Brewery: Al Ahram Beverages, El-Obour City, Egypt
ABV: 4.0%
I just had the one, and it was a bottle. Had a drank 30 cans of these things, I TOTALLY would have made a beer-amid. |
Egypt is a Muslim country, so it’s generally not a big fan
of booze. Egyptian leisure activities involving unhealthy consumption run the
gamut from hookah smoking to Coca-Cola binging to fig gorging, but hitting the
sauce generally isn’t very popular. Egypt does make beer, though, which you
should have figured out by now, because you’re reading this. So who’s drinking
it?
This guy, catching rays in Sharm el-Sheikh. |
There is a sizeable Coptic Christian minority (9%), and
despite Hosni Mubarak’s general repression of the population, Islamic
fundamentalism was never on the government’s agenda, so the beer stuck around. Egypt
is also popular with tourists, what with its pyramids and excellent Red Sea
scuba diving, and it’s a known fact that tourists like beer. So there are your
boozers.
Egypt's Coptic Christians can be identified by their raucous partying, and pretty much always have a cross or a beer in their hand. But in all seriousness, they have been persecuted a lot lately. |
It turns out that there are multiple Egyptian beers. But as
far as I can tell they’re all made by the same brewery, Al Ahram Beverages
(located just outside Cairo), which is, of course, owned by Heineken. The most popular
domestic beer is Stella—no relation to Stella Artois—but I found a bottle of
something called Sakara Gold at an upscale supermarket in Hong Kong. The name refers to Saqqara, an ancient
burial area along the Nile home to the famous Step Pyramid of Djoser. It tastes
like beer, and in a hot country with few choices for alcohol, I’m sure it hits
the spot.
The Step Pyramid of Djoser, at Saqqara, as pictured on the Sakara Gold logo. |
But it’s unclear for how long it will hit continue to hit
that spot. While Mubarak was undoubtedly a jerkface, he was a secular jerkface
who, while Muslim himself, still enforced a separation of mosque and state.

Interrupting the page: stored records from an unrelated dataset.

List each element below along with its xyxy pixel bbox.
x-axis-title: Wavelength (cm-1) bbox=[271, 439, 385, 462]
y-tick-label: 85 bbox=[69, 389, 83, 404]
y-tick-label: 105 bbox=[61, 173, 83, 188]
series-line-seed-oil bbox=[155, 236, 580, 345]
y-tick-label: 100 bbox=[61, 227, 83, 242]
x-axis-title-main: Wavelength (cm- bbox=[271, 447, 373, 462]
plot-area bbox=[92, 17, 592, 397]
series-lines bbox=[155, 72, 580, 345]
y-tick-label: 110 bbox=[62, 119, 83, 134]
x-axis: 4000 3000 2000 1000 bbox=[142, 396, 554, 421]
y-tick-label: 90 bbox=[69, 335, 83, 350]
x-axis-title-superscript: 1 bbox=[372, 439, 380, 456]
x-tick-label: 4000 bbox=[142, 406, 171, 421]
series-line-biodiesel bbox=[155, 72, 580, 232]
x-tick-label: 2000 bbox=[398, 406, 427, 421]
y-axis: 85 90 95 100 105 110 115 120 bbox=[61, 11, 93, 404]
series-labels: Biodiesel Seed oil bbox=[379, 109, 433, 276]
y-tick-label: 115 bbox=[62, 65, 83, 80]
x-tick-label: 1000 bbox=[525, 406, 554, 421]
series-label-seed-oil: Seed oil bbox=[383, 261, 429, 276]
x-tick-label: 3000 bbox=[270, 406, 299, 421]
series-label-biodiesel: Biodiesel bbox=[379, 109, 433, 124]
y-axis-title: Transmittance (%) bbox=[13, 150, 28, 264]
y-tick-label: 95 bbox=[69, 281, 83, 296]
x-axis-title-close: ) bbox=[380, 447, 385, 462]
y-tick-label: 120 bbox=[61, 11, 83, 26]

While democracy has been trying to bloom in Egypt in the wake of the Arab
Spring, many of the people winning
elections are a little less sympathetic to non-Islamic culture, and groups like
the Muslim Brotherhood have gained increased influence. It makes one wonder what
might happen to the brewing industry (and, more frightening for Egypt’s
economy, the tourist
industry) if more conservative Muslim elements are able to pass laws in Egypt.
Horus getting shitty. Beer was used as on offering to the gods in Ancient Egypt, who were surely grateful (image credit here). |
Even if theocracy takes over and alcohol is illegalized in
Egypt, the country’s history will forever be tied to beer. Soon after the
Ancient Egyptians figured out that the Nile’s biannual flooding made it
possible for them to grow lots and lots of grain, they started making bread
with the grain. And soon after they figured out how to make bread, they figured
out how to make beer. This low-alcohol
beer was very different from the stuff we drink today. It was an important
food source for the population of the Nile Valley, was used as wages for
the workers building the pyramids, and was probably very thick and syrupy, with flecks of grain floating in it. It was so pervasive in the culture of
Ancient Egypt that children drank it for breakfast. Now that’s my kind of
country! (For a more detailed account of beer in Ancient Egypt, I recommend A History of the World in 6 Glasses, by
Tom Standage, available here).
Of course, since beer nerds are so often plain old nerd nerds, plenty of people have tried
to replicate
it. And while nobody can truly say what the stuff would have tasted like, it
clearly wouldn’t have tasted anything like Sakara Gold.